In the balanced reaction,
\[xBr{O_3}^ - + yC{r^{3 + }} + z{H_2}O \to pB{r_2} + qCr{O_4}^{2 - } + r{H^ + }\]
What are x,y,z respectively?
(A) 6, 10, 11
(B) 6, 10, 20
(C) 6, 8, 22
(D) 6, 10, 22

Answer 1

Hint: In order to balance this redox reaction, first find the oxidation number of the atoms in all the species. Then try to multiply the number of moles of the species in a way that the number of such atoms are equal in both left and right hand side of the equation.

Complete step by step solution:
We will use the oxidation number method to balance the given reaction.
For $Br{O_3}^ - $ ,
Overall charge = Oxidation number of Br + 3( Oxidation number of O)
-1 = Oxidation number of Br + 3(-2)
Oxidation number of Br = 6-1 = +5
For $B{r_2}$,
- We know that if any molecule is made up of the same elements, then its oxidation number is taken as zero.
For $Cr{O_4}^{2 - }$,
Overall charge = Oxidation number of Cr + 4(Oxidation number of O)
-2 = Oxidation number of Cr + 4(-2)
Oxidation number of Cr = 8 – 2 = +6
- Now, to balance the equation, we need to multiply the number of moles of the species by some number according to the change in oxidation number.
- We can see that the oxidation number of Br atom decreases from +5 to 0. Oxidation number of $Cr$ atoms increases from +3 to +6. So, to make the reaction balanced, we need to multiply $B{r_2}$ by 6 and $Br{O_3}^ - $ by 6. Then we need to multiply $C{r^{3 + }}$ and $Cr{O_4}^{2 - }$ with 10.
- Then we also need to balance the hydrogen and oxygen atoms in the reaction as well. Here, ${H^ + }$ ions are given in the right hand side as water acts as an acid here. So, if we multiply ${H^ + }$ with 44 and ${H_2}O$with 22, then we will get the balanced redox reaction.
So, we can re-write the balanced reaction as
\[6Br{O_3}^ - + 10C{r^{3 + }} + 22{H_2}O \to 3B{r_2} + 10Cr{O_4}^{2 - }44{H^ + }\]
Now, we can say that the values of x,y and z are 6, 10 and 22 respectively.

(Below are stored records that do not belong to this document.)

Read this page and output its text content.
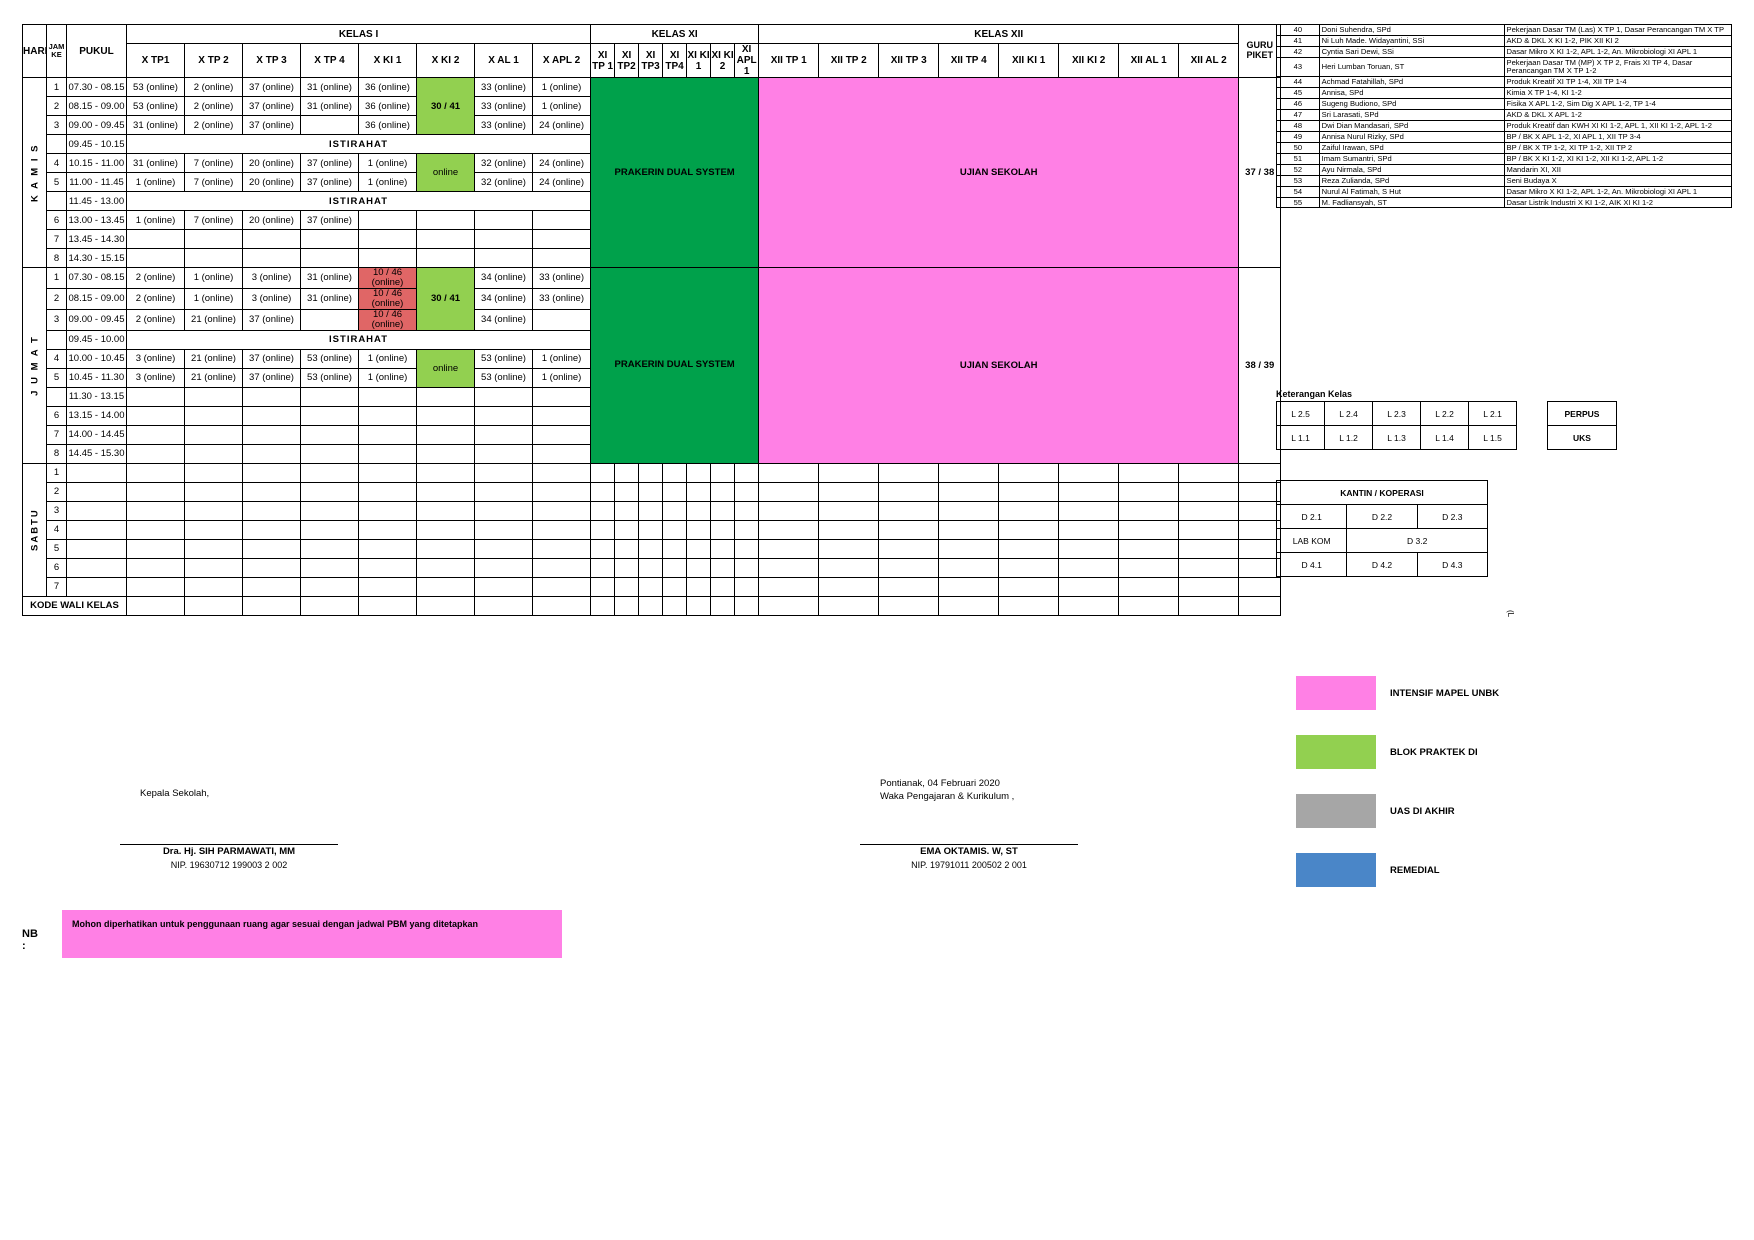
HARI	JAM KE	PUKUL	KELAS I								KELAS XI							KELAS XII								GURU PIKET
			X TP1	X TP 2	X TP 3	X TP 4	X KI 1	X KI 2	X AL 1	X APL 2	XI TP 1	XI TP2	XI TP3	XI TP4	XI KI 1	XI KI 2	XI APL 1	XII TP 1	XII TP 2	XII TP 3	XII TP 4	XII KI 1	XII KI 2	XII AL 1	XII AL 2	
K A M I S	1	07.30 - 08.15	53 (online)	2 (online)	37 (online)	31 (online)	36 (online)	30 / 41	33 (online)	1 (online)	PRAKERIN DUAL SYSTEM							UJIAN SEKOLAH								37 / 38
	2	08.15 - 09.00	53 (online)	2 (online)	37 (online)	31 (online)	36 (online)		33 (online)	1 (online)																
	3	09.00 - 09.45	31 (online)	2 (online)	37 (online)		36 (online)		33 (online)	24 (online)																
		09.45 - 10.15	ISTIRAHAT																							
	4	10.15 - 11.00	31 (online)	7 (online)	20 (online)	37 (online)	1 (online)	online	32 (online)	24 (online)																
	5	11.00 - 11.45	1 (online)	7 (online)	20 (online)	37 (online)	1 (online)		32 (online)	24 (online)																
		11.45 - 13.00	ISTIRAHAT																							
	6	13.00 - 13.45	1 (online)	7 (online)	20 (online)	37 (online)																				
	7	13.45 - 14.30																								
	8	14.30 - 15.15																								
J U M A T	1	07.30 - 08.15	2 (online)	1 (online)	3 (online)	31 (online)	10 / 46 (online)	30 / 41	34 (online)	33 (online)	PRAKERIN DUAL SYSTEM							UJIAN SEKOLAH								38 / 39
	2	08.15 - 09.00	2 (online)	1 (online)	3 (online)	31 (online)	10 / 46 (online)		34 (online)	33 (online)																
	3	09.00 - 09.45	2 (online)	21 (online)	37 (online)		10 / 46 (online)		34 (online)																	
		09.45 - 10.00	ISTIRAHAT																							
	4	10.00 - 10.45	3 (online)	21 (online)	37 (online)	53 (online)	1 (online)	online	53 (online)	1 (online)																
	5	10.45 - 11.30	3 (online)	21 (online)	37 (online)	53 (online)	1 (online)		53 (online)	1 (online)																
		11.30 - 13.15																								
	6	13.15 - 14.00																								
	7	14.00 - 14.45																								
	8	14.45 - 15.30																								
SABTU	1																									
	2																									
	3																									
	4																									
	5																									
	6																									
	7																									
KODE WALI KELAS																										
40	Doni Suhendra, SPd	Pekerjaan Dasar TM (Las) X TP 1, Dasar Perancangan TM X TP
41	Ni Luh Made. Widayantini, SSi	AKD & DKL X KI 1-2, PIK XII KI 2
42	Cyntia Sari Dewi, SSi	Dasar Mikro X KI 1-2, APL 1-2, An. Mikrobiologi XI APL 1
43	Heri Lumban Toruan, ST	Pekerjaan Dasar TM (MP) X TP 2, Frais XI TP 4, Dasar Perancangan TM X TP 1-2
44	Achmad Fatahillah, SPd	Produk Kreatif XI TP 1-4, XII TP 1-4
45	Annisa, SPd	Kimia X TP 1-4, KI 1-2
46	Sugeng Budiono, SPd	Fisika X APL 1-2, Sim Dig X APL 1-2, TP 1-4
47	Sri Larasati, SPd	AKD & DKL X APL 1-2
48	Dwi Dian Mandasari, SPd	Produk Kreatif dan KWH XI KI 1-2, APL 1, XII KI 1-2, APL 1-2
49	Annisa Nurul Rizky, SPd	BP / BK X APL 1-2, XI APL 1, XII TP 3-4
50	Zaiful Irawan, SPd	BP / BK X TP 1-2, XI TP 1-2, XII TP 2
51	Imam Sumantri, SPd	BP / BK X KI 1-2, XI KI 1-2, XII KI 1-2, APL 1-2
52	Ayu Nirmala, SPd	Mandarin XI, XII
53	Reza Zulianda, SPd	Seni Budaya X
54	Nurul Al Fatimah, S Hut	Dasar Mikro X KI 1-2, APL 1-2, An. Mikrobiologi XI APL 1
55	M. Fadliansyah, ST	Dasar Listrik Industri X KI 1-2, AIK XI KI 1-2
Keterangan Kelas
L 2.5	L 2.4	L 2.3	L 2.2	L 2.1
L 1.1	L 1.2	L 1.3	L 1.4	L 1.5
PERPUS
UKS
KANTIN / KOPERASI		
D 2.1	D 2.2	D 2.3
LAB KOM	D 3.2	
D 4.1	D 4.2	D 4.3
(L
INTENSIF MAPEL UNBK
BLOK PRAKTEK DI
UAS DI AKHIR
REMEDIAL
Kepala Sekolah,
Dra. Hj. SIH PARMAWATI, MM
NIP. 19630712 199003 2 002
Pontianak, 04 Februari 2020
Waka Pengajaran & Kurikulum ,
EMA OKTAMIS. W, ST
NIP. 19791011 200502 2 001
NB :
Mohon diperhatikan untuk penggunaan ruang agar sesuai dengan jadwal PBM yang ditetapkan
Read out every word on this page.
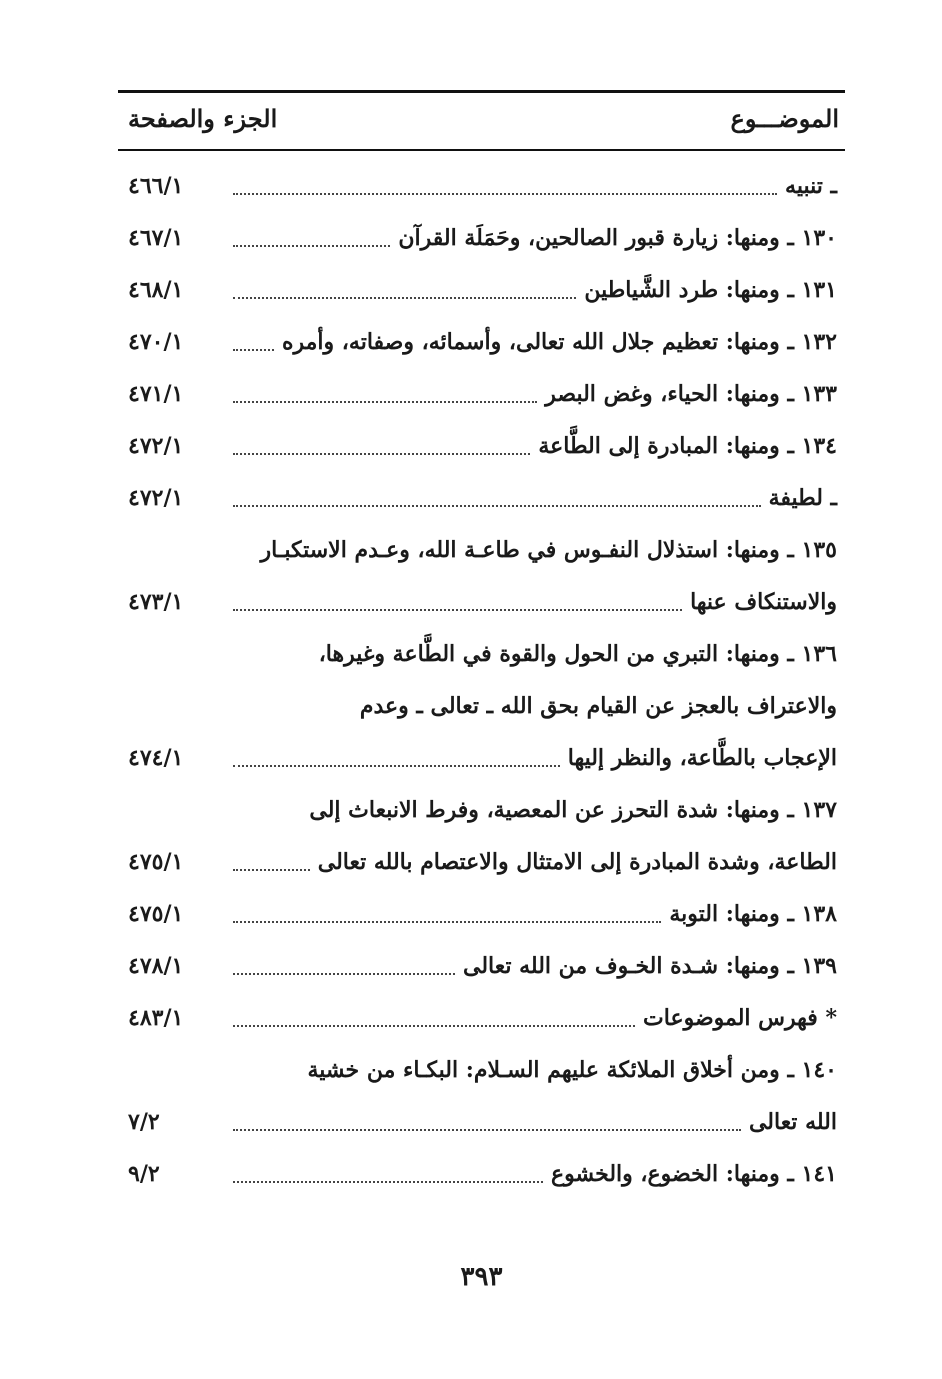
الموضـــوع
الجزء والصفحة
ـ تنبيه
٤٦٦/١
١٣٠ ـ ومنها: زيارة قبور الصالحين، وحَمَلَة القرآن
٤٦٧/١
١٣١ ـ ومنها: طرد الشَّياطين
٤٦٨/١
١٣٢ ـ ومنها: تعظيم جلال الله تعالى، وأسمائه، وصفاته، وأمره
٤٧٠/١
١٣٣ ـ ومنها: الحياء، وغض البصر
٤٧١/١
١٣٤ ـ ومنها: المبادرة إلى الطَّاعة
٤٧٢/١
ـ لطيفة
٤٧٢/١
١٣٥ ـ ومنها: استذلال النفـوس في طاعـة الله، وعـدم الاستكبـار
والاستنكاف عنها
٤٧٣/١
١٣٦ ـ ومنها: التبري من الحول والقوة في الطَّاعة وغيرها،
والاعتراف بالعجز عن القيام بحق الله ـ تعالى ـ وعدم
الإعجاب بالطَّاعة، والنظر إليها
٤٧٤/١
١٣٧ ـ ومنها: شدة التحرز عن المعصية، وفرط الانبعاث إلى
الطاعة، وشدة المبادرة إلى الامتثال والاعتصام بالله تعالى
٤٧٥/١
١٣٨ ـ ومنها: التوبة
٤٧٥/١
١٣٩ ـ ومنها: شـدة الخـوف من الله تعالى
٤٧٨/١
* فهرس الموضوعات
٤٨٣/١
١٤٠ ـ ومن أخلاق الملائكة عليهم السـلام: البكـاء من خشية
الله تعالى
٧/٢
١٤١ ـ ومنها: الخضوع، والخشوع
٩/٢
٣٩٣
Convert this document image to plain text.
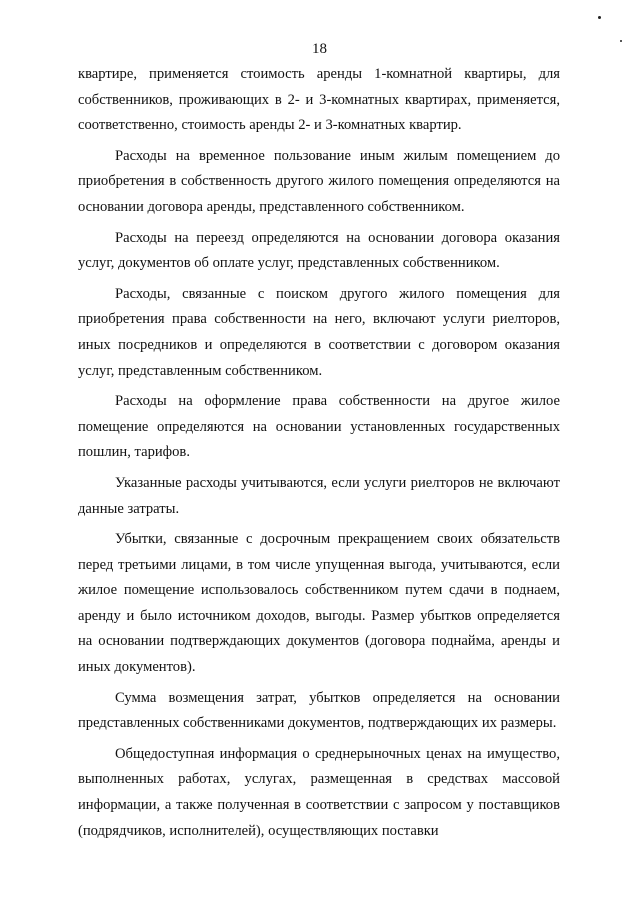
18

квартире, применяется стоимость аренды 1-комнатной квартиры, для собственников, проживающих в 2- и 3-комнатных квартирах, применяется, соответственно, стоимость аренды 2- и 3-комнатных квартир.

Расходы на временное пользование иным жилым помещением до приобретения в собственность другого жилого помещения определяются на основании договора аренды, представленного собственником.

Расходы на переезд определяются на основании договора оказания услуг, документов об оплате услуг, представленных собственником.

Расходы, связанные с поиском другого жилого помещения для приобретения права собственности на него, включают услуги риелторов, иных посредников и определяются в соответствии с договором оказания услуг, представленным собственником.

Расходы на оформление права собственности на другое жилое помещение определяются на основании установленных государственных пошлин, тарифов.

Указанные расходы учитываются, если услуги риелторов не включают данные затраты.

Убытки, связанные с досрочным прекращением своих обязательств перед третьими лицами, в том числе упущенная выгода, учитываются, если жилое помещение использовалось собственником путем сдачи в поднаем, аренду и было источником доходов, выгоды. Размер убытков определяется на основании подтверждающих документов (договора поднайма, аренды и иных документов).

Сумма возмещения затрат, убытков определяется на основании представленных собственниками документов, подтверждающих их размеры.

Общедоступная информация о среднерыночных ценах на имущество, выполненных работах, услугах, размещенная в средствах массовой информации, а также полученная в соответствии с запросом у поставщиков (подрядчиков, исполнителей), осуществляющих поставки
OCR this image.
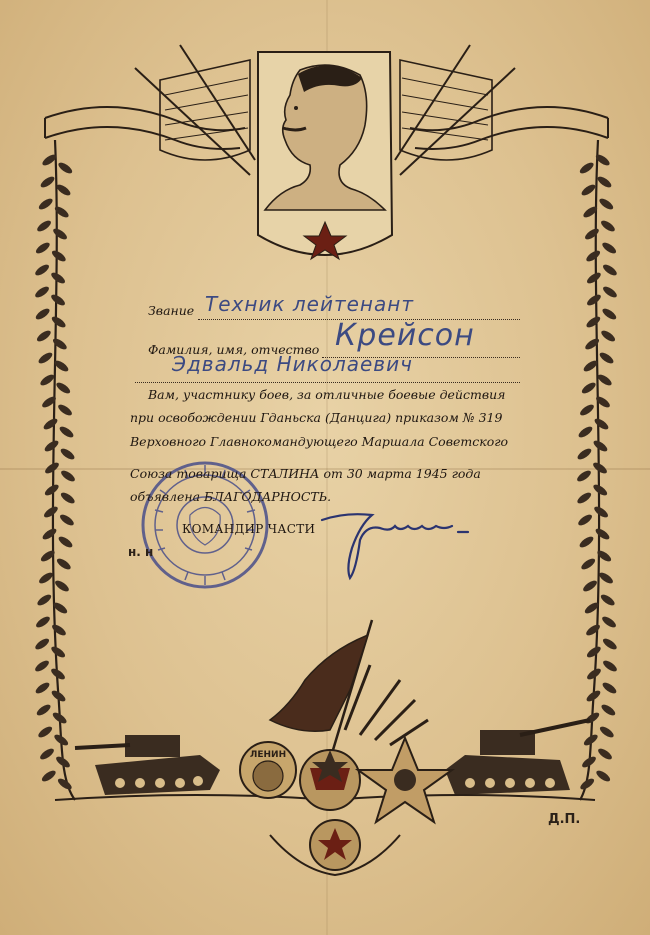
ЛЕНИН
Звание Техник лейтенант
Фамилия, имя, отчество Крейсон
Эдвальд Николаевич
Вам, участнику боев, за отличные боевые действия
при освобождении Гданьска (Данцига) приказом № 319
Верховного Главнокомандующего Маршала Советского
Союза товарища СТАЛИНА от 30 марта 1945 года
объявлена БЛАГОДАРНОСТЬ.
КОМАНДИР ЧАСТИ
н. н
Д.П.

Thus, the correct answer of the question is (D).

Note: Note that to balance this kind of redox reaction, mainly two methods are available. One is the oxidation number method and the other is the half reaction method. In half reaction method, we write the oxidation and reduction half reaction first and then balance the reaction using those reactions.